Architekturzeichnung ist für mich eine komplett eigenständige Kunstrichtung, da können gewisse Ideen, die man in der Architektur später verwendet, auftauchen oder entwickelt werden, müssen aber nicht. Es können genauso Ideen sein, die nie irgendwo weiterverwendet werden. So entsteht die eigene Welt in der Zeichnung, und das Ergebnis dieser Weltdarstellung ist die Zeichnung selbst. Und eben kein Gebäude. Ein Gebäude ist das Ergebnis eines Entwurfsprozesses, und da interessiert es am Ende niemanden, was für eine Zeichnung zu Grunde lag.

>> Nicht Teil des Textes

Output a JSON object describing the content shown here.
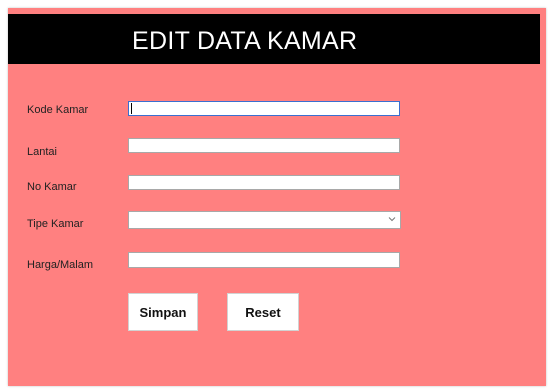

Was planen Sie für die Zukunft Ihres Museums? Sind irgendwelche Veränderungen zu erwarten? Eine Erweiterung vielleicht?
Nein, wir wollen genau in dem Rahmen weitermachen, denn der passt uns, und wir passen gut in diesen Rahmen. Unser Ausstellungsprogramm ist bis 2021 komplett. Wir planen jetzt bereits für den Beginn des Jahres 2022. Ich kann eine kleine Vorschau geben. In der kommenden Ausstellung, „Gezeichnete Ideen“, zeigen wir die Skizzenbücher aus der Sammlung von Niall Hobhouse. Für den Herbst bereiten wir mit dem Museum der Technischen Universität Berlin eine Ausstellung über Hans Poelzig vor. Anfang 2019 gibt es eine Ausstellung mit Álvaro Siza. Wir haben wieder sehr unterschiedliche Ansätze und Themen. Ich denke, es wird interessant werden.